The Twelve Steps

Words copyright © 1939 by Alcoholics Anonymous World Services
Music Creative Commons License 2007 by Jim Bearden

As I mentioned in the “Afterword” to “For Teresa”, at the time I wrote it, I didn’t hear it as a message intended for me. By the middle of  2006, though, I knew that I had to get serious about my own alcoholism, and I got into the Chemical Dependency Recovery Program at the Kaiser Clinic in Cupertino. What I learned there has been tremendously beneficial to me ever since (fifteen years of sobriety later, at this writing), and I’m very grateful to  CDRP, and the fellowship of Alcoholics Anonymous that I’ve enjoyed since then, for making my life much better. One of the things I’ve tried to learn was listening a little better, so when I heard the words of the First Step (quite familiar to me by then) being sung in my head, sometime late in 2006, to a melody I didn’t recognize at the time, I figured I’d better take it more seriously, as a message to me, this time. Since the Twelve Steps were certainly not written in the pattern of song lyrics, or with any poetic meter, I didn’t think I’d be able to fit all of them to the melody I’d heard, and I might have to paraphrase some, but thought I’d give it a try with the original words, and see how far I could get. Somewhat to my surprise, I managed to fit all the original words into the musical pattern I had developed, although with some (Step 11, in particular), it was kind of a squeeze. You may think the final result, below, is somewhat like Samuel Johnson’s opinion of a woman preaching (“It is like a dog’s walking on his hind legs: it is not done well, but you are surprised to find it done at all”), but I hope it’s at least interesting.

Verse 1:
(1) We admitted we were powerless over alcohol — that our lives had become unmanageable.
(2) Came to believe that a Power greater than ourselves could restore us to sanity.
(3) Made a decision to turn our will and our lives over to the care of God as we understood Him.
(4) Made a searching and fearless moral inventory of ourselves.

Verse 2:
(5) Admitted to God, to ourselves, and to another human being the exact nature of our wrongs.
(6) Were entirely ready to have God remove all these defects of character.
(7) Humbly asked Him to remove our shortcomings.
(8) Made a list of all persons we had harmed, and became willing to make amends to them all.

Verse 3:
(9) Made amends to such people wherever possible, except when to do so would injure them or others.
(10) Continued to take personal inventory and when we were wrong promptly admitted it.
(11) Sought through prayer and meditation to improve our conscious contact with God as we understood Him, praying only for knowledge of His will for us and the power to carry that out.
(12) Having had a spiritual awakening as the result of these steps, we tried to carry this message to alcoholics, and to practice these principles in all our affairs.
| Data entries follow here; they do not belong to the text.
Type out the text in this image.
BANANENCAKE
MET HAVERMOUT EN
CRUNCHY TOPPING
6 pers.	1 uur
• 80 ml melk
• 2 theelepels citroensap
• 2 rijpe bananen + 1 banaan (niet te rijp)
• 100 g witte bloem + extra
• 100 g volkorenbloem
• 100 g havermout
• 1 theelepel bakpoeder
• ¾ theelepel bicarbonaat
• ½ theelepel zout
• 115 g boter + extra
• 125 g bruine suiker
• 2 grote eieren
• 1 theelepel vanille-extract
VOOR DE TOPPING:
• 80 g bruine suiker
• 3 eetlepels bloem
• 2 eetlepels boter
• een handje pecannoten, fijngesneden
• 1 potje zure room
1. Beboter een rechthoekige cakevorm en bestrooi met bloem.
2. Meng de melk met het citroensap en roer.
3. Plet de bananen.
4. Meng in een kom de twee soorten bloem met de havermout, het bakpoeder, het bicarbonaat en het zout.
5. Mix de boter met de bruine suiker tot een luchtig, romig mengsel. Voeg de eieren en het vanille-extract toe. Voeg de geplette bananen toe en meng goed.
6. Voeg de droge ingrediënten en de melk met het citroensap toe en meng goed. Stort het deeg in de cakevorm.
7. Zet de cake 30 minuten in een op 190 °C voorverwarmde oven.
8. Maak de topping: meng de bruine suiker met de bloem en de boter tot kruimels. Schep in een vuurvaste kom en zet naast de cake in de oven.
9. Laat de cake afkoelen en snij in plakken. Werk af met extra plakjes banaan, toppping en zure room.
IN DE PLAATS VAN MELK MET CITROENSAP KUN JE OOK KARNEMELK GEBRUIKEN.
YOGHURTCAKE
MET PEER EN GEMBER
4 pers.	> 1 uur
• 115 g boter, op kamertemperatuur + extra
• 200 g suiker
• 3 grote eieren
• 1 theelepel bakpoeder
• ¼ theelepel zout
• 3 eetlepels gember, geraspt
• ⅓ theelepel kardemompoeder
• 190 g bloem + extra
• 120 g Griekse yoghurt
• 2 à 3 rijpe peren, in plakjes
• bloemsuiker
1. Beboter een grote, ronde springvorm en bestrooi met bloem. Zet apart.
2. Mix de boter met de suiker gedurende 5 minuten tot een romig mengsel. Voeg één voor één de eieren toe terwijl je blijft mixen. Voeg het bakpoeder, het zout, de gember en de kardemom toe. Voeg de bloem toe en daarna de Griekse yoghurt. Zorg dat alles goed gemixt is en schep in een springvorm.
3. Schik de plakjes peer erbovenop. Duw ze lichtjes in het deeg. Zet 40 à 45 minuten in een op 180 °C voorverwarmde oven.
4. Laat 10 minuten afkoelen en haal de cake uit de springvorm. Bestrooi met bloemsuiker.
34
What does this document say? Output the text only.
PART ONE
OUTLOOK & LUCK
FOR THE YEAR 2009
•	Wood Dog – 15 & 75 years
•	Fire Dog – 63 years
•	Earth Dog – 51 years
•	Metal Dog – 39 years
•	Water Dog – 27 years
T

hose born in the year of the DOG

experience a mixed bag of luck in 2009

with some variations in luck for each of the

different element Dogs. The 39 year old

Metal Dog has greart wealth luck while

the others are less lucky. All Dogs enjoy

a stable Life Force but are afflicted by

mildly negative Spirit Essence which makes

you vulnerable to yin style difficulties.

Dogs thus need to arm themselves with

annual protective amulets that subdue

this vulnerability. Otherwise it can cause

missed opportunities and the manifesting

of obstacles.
Afterword: Quite a while after I finished writing this song, I finally recognized the song that had provided the melody I had heard in my head: an old Elvis Presley song called “The Wonder of You”, which I hadn’t heard for at least 20 years before that. I then looked into the story of how that song got written, and that’s when things got really interesting. The song was written by a native of Birmingham, Alabama, named Baker Knight, who had come to Los Angeles in the late 1950s to try to make it as a performer and songwriter. He never had much success as a performer, but some of his original songs got picked up by Ricky Nelson and turned into big hits. All of a sudden, he was more successful than he ever imagined, and he didn’t handle it well—after a lot of drinking, he ended up back in an Alabama hospital in 1959 not knowing if he wanted to live or die. During this time, he wrote the first version of “The Wonder of You”, as a way, he said, of trying to sort out his relationship with God. After he went back to Los Angeles, the song evolved into more of a love song, was recorded by a couple of singers, but then became a huge hit when Elvis Presley recorded it in 1970. When you look at the original words for the first verse, though, the originally-stated aim of exploring a spiritual relationship is clear:

When no one else can understand me,
When everything I do is wrong,
You give me love and consolation.
You give me hope to carry on,

So here’s why this is very strange for me: both by inclination and by training, I’m a scientist — I tend to believe in things for which I can see actual evidence. So how do I explain the idea that a song, written in 1959 as a spiritual exploration, comes back into my head in 2006, accompanied by the words of the First Step, in the recovery that I needed? I certainly can’t say I understand this kind of experience, but I’m trying to pay a little more attention to it now, and my life is a whole lot better for it.